Pengomposan dapat terjadi secara aerobic (menggunakan oksigen) atau aneorobik (tidak ada oksigen). Proses pengomposan secara sederhana terdiri atas dua tahap, yaitu tahap aktif dan tahap pematangan. Pada saat ini terjadi dekomposisi/penguraian bahan organik yang sangat aktif. Mikroba-mikroba di dalam kompos dengan menggunakan oksigen  akan menguraikan bahan organic menjadi CO2, uap air dan panas. Setelah sebagian besar bahan telah terurai, suhu berangsur-angsur mengalami penurunan. Pada saat ini terjadi pembentukan komplek liat humus. Selama proses pengomposan akan terjadi penyusutan volume hingga 30-40% dari volume/bobot awal bahan.
c.    Tahapan pengomposan
1.    Pemilihan sampah
Tahap ini dilakukan pemisahan sampah organik dari sampah anorganik (barang lapak dan bahan berbahaya). Pemilihan harus dilakukan dengan teliti karena menentukan kelancaran proses dan mutu kompos yang harus dihasilkan.
2.    Pengecil Ukuran
Pengecil ukuran dilakukan untuk memperluas permukaan sampah, sehingga sampah dapat dengan mudah dan cepat didekomposisi menjadi kompos.
3.    Penyusunan tumpukan
a.    Bahan organik yang telah melewati tahap pemilihan dan pengecil ukuran kemudian disusun menjadi tumpukan
b.    Desain penumpukan yang biasa digunakan adalah desain memanjang dengan dimensi panjang x lebar x tinggi = 2m x 12m x 1,75m.
c.    Pada tiap tumpukan dapat diberi terowongan bamboo (windrow) yang berfungsi mengalirkan udara di dalam tumpukan.
4.    Pembalikan
Dilakukan untuk membuang sampah yang berlebihan, memasukkan udara segar ke dalam tumpukan bahan, meratakan proses pelapukan di setiap bagian tumpukan, meratakan pemberian air, serta membantu penghancuran bahan menjadi partikel kecil-kecil.
5.    Penyiraman
a.    Pembalikan dilakukan terhadap  bahan baku dan tumpukan yang terlalu kering (kelembaban kurang dari 15%)
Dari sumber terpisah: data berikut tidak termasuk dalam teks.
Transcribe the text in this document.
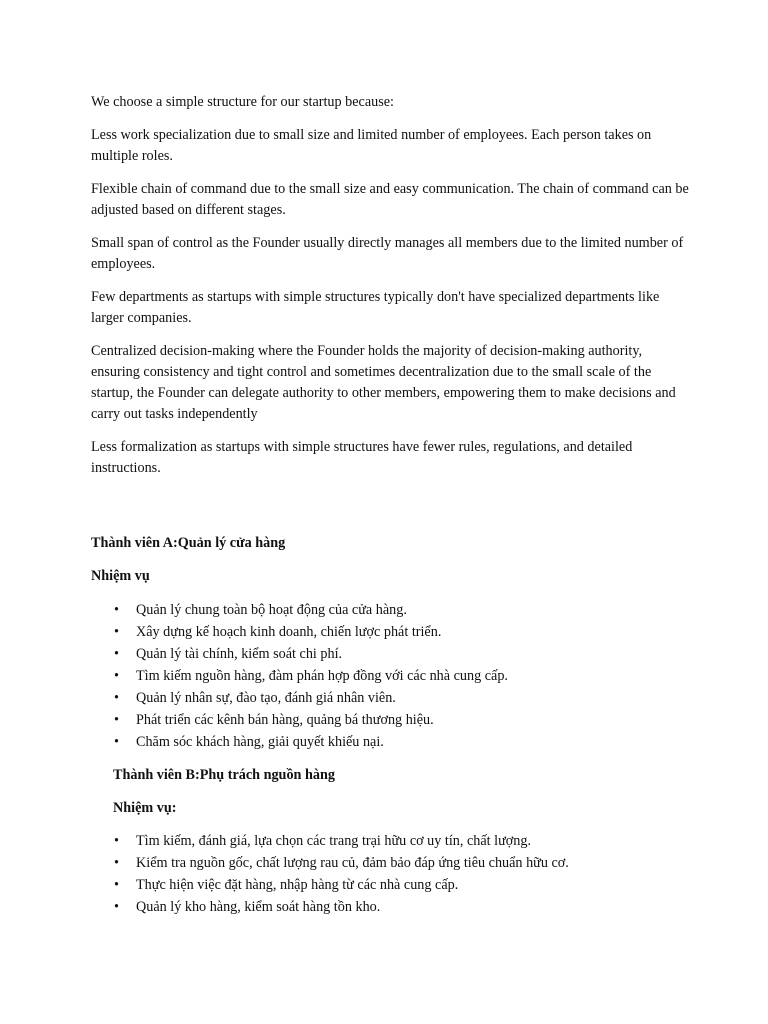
We choose a simple structure for our startup because:

Less work specialization due to small size and limited number of employees. Each person takes on multiple roles.

Flexible chain of command due to the small size and easy communication. The chain of command can be adjusted based on different stages.

Small span of control as the Founder usually directly manages all members due to the limited number of employees.

Few departments as startups with simple structures typically don't have specialized departments like larger companies.

Centralized decision-making where the Founder holds the majority of decision-making authority, ensuring consistency and tight control and sometimes decentralization due to the small scale of the startup, the Founder can delegate authority to other members, empowering them to make decisions and carry out tasks independently

Less formalization as startups with simple structures have fewer rules, regulations, and detailed instructions.

Thành viên A:Quản lý cửa hàng

Nhiệm vụ

• Quản lý chung toàn bộ hoạt động của cửa hàng.
• Xây dựng kế hoạch kinh doanh, chiến lược phát triển.
• Quản lý tài chính, kiểm soát chi phí.
• Tìm kiếm nguồn hàng, đàm phán hợp đồng với các nhà cung cấp.
• Quản lý nhân sự, đào tạo, đánh giá nhân viên.
• Phát triển các kênh bán hàng, quảng bá thương hiệu.
• Chăm sóc khách hàng, giải quyết khiếu nại.

Thành viên B:Phụ trách nguồn hàng

Nhiệm vụ:

• Tìm kiếm, đánh giá, lựa chọn các trang trại hữu cơ uy tín, chất lượng.
• Kiểm tra nguồn gốc, chất lượng rau củ, đảm bảo đáp ứng tiêu chuẩn hữu cơ.
• Thực hiện việc đặt hàng, nhập hàng từ các nhà cung cấp.
• Quản lý kho hàng, kiểm soát hàng tồn kho.
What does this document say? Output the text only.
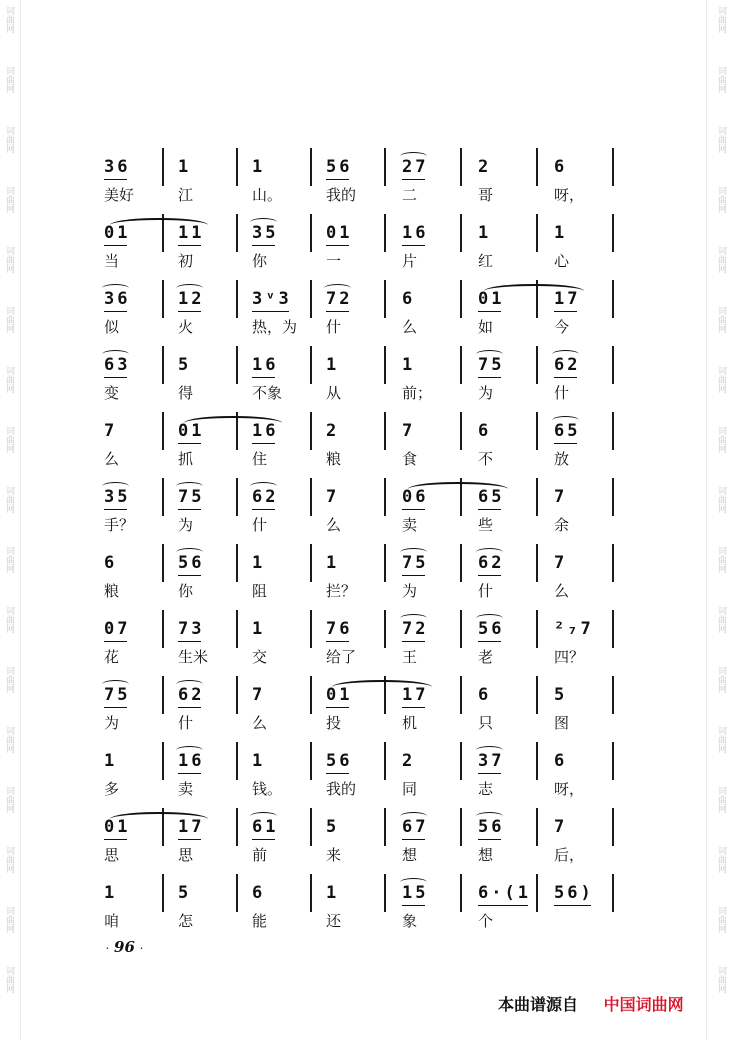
词曲网
词曲网
词曲网
词曲网
词曲网
词曲网
词曲网
词曲网
词曲网
词曲网
词曲网
词曲网
词曲网
词曲网
词曲网
词曲网
词曲网
词曲网
词曲网
词曲网
词曲网
词曲网
词曲网
词曲网
词曲网
词曲网
词曲网
词曲网
词曲网
词曲网
词曲网
词曲网
词曲网
词曲网
36
美好
1
江
1
山。
56
我的
27
二
2
哥
6
呀，
01
当
11
初
35
你
01
一
16
片
1
红
1
心
36
似
12
火
3ᵛ3
热，为
72
什
6
么
01
如
17
今
63
变
5
得
16
不象
1
从
1
前；
75
为
62
什
7
么
01
抓
16
住
2
粮
7
食
6
不
65
放
35
手？
75
为
62
什
7
么
06
卖
65
些
7
余
6
粮
56
你
1
阻
1
拦？
75
为
62
什
7
么
07
花
73
生米
1
交
76
给了
72
王
56
老
²₇7
四？
75
为
62
什
7
么
01
投
17
机
6
只
5
图
1
多
16
卖
1
钱。
56
我的
2
同
37
志
6
呀，
01
思
17
思
61
前
5
来
67
想
56
想
7
后，
1
咱
5
怎
6
能
1
还
15
象
6·(1
个
56)
· 96 ·
本曲谱源自 中国词曲网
b.    Secara manual perlu tindakannya penyiraman dapat dilakukan dengan memeras segenggam bahan dari bagian dalam tumpukan.
c.    Apabila saat digengaam kemudian diperas tidak keluar air, maka tumpukan sampah harus ditambahakan dengan air, sedangkan jika sebelum diperas sudah keluar air, maka tumpukan terlalu basah oleh karena itu perlu dilakukan pembalikan.
6.    Pematangan
a.    Setelah pengomposan berjalan 30-40 hari, suhu tumpukan akan semakin menurun hingga mendekati suhu ruangan.
b.    Pada saat itu tumpukan telah lapuk, berwarna cokelat tua atau kehitaman. Kompos masuk pada tahap pematangan selama 14 hari.
7.    Penyaringan
a.    Penyaringan dilakukan untuk memperoleh ukuran partikel kompos sesuai dengan kebutuhan serta untuk memisahkan bahan-bahan yang tidak dapat dikomposkan yang lolos dari proses pemilihan di awal proses.
b.    Bahan yang belum terkomposkan dikembalikan ke dalam tumpukan yang baru, sedangkan bahan yang tidak terkomposkan dibuang sebagai residu.
8.    Pengemasan dan Penyimpanan
a.    Kompos yang telah disaring dikemas dalam kantung sesuai degan kebutuhan pemasaran
b.    Kompos yang telah dikemas disimpan dalam gudang yang aman dan tlingdung dari kemungkinan tumbuhan hamur dan tercemai oleh bibit jamur dan benih gulma dan benih lain yang tidak diinginkan yang mungkin terbawa oleh angin. Kompos yang baik adalah yang memiliki criteria sebagai berikut :
  •   Berwarna coklat tua hingga hitam mirip dengan warna tanah.
  •   Tidak larut dalam air, meski sebagian kompos dapat membentuk suspensi.
  •   Nisbah C/N sebesar 10-20, tergantung dari bahan baku dan derajat unifikasinya.
  •   Berefek baik jika diaplikasikan pada tanah.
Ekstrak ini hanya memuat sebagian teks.